Valeant Pharmaceuticals further tangled its web. The acquisitive $39 billion company tried on Monday to spell out its ties to drug distributors. Analysts didn’t ask – and a 90-page presentation and call with investors didn’t answer – why it obscured the dealings in the first place. The messy details also only go to confirm some fears about Valeant.
At issue most urgently is Philidor Rx Services, a company Valeant says it doesn’t own or control. Even so, Valeant paid $100 million in 2014 for an option to buy the pharmacy for nothing over the next 10 years. Nearly all of Philidor’s sales are of Valeant’s drugs, and Valeant consolidates its financial figures. Valeant also has the right to approve important roles at the firm.
The opaque structure is troubling. What’s more, the situation is more byzantine than originally imagined. Philidor has the right to buy a pharmacy called Isolani, which owns the right to buy R&O Pharmacy. Such a camouflaged trail can’t sit well with investors. The lack of clarity also makes it hard to ignore reports by the Wall Street Journal that Valeant employees used alternate identities while stationed at Philidor, and an R&O founder’s claims that Philidor and subsidiaries shipped drugs to states where they didn’t have a license.

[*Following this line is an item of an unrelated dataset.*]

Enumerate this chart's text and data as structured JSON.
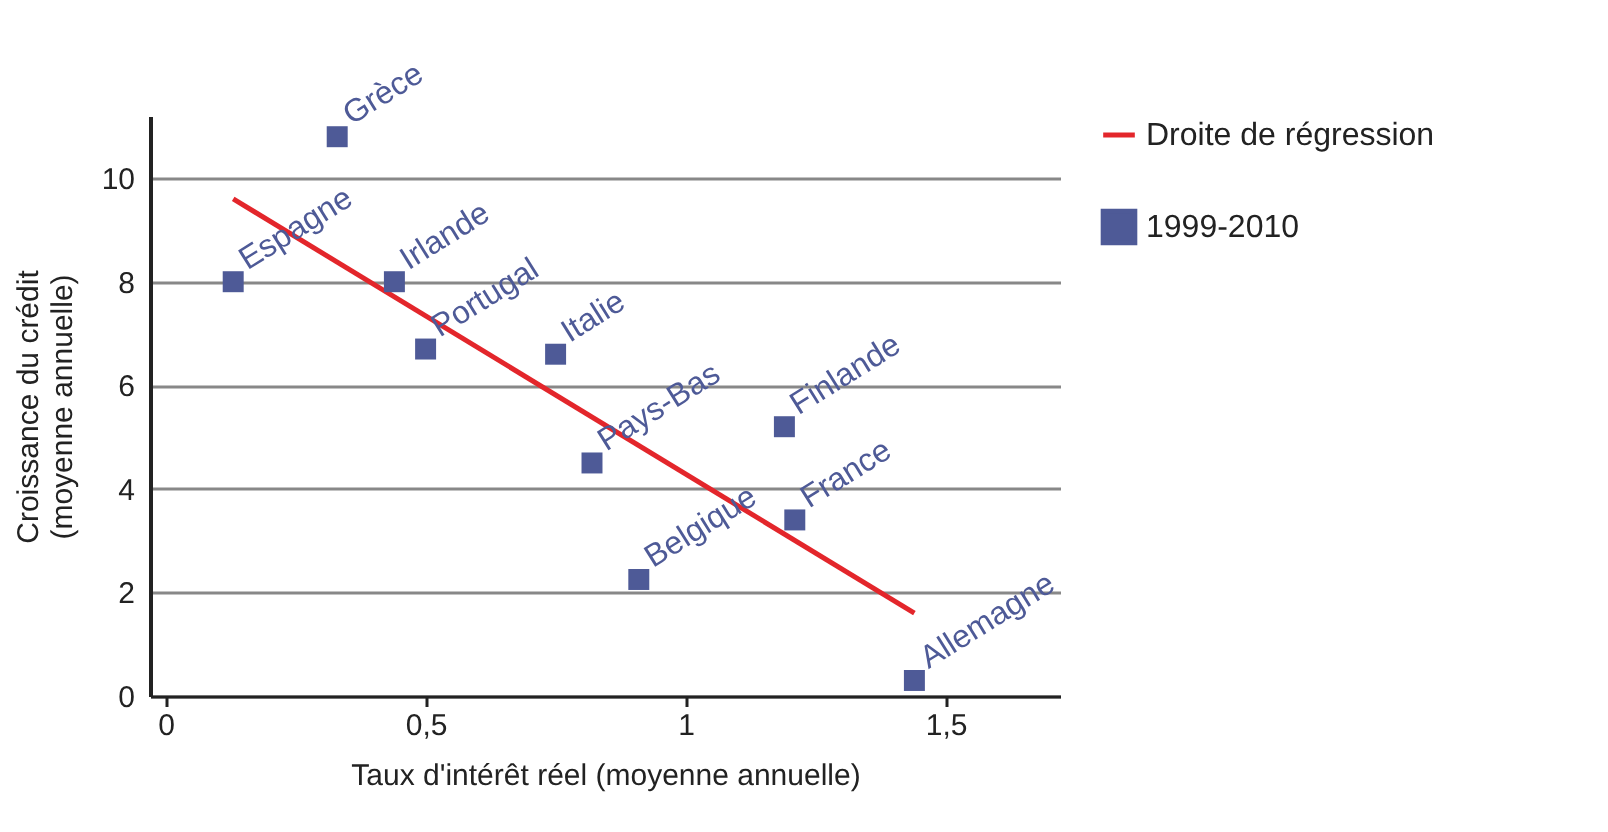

Defenses offered by Valeant Chief Executive Mike Pearson mostly ring hollow. He claims the company didn’t bother disclosing the $100 million payment to buy Philidor because the matter was immaterial. That was a clear miscalculation. The nearly 40 percent fall in Valeant’s stock since the relationship emerged, and a quickly assembled conference call involving the top brass, is evidence enough.
Valeant will have to keep defending its dealings. The U.S. Department of Justice has issued a subpoena into possible violations of federal healthcare rules by subsidiary Bausch & Lomb. Prosecutors in Massachusetts and New York have opened investigations into Valeant’s patient-assistance programs. And the Federal Trade Commission is probing its acquisition of Paragon Holdings. The best that can be said of Valeant’s unsuccessful attempts to clear the air on Monday is that it might help the company see how much more explaining it has to do.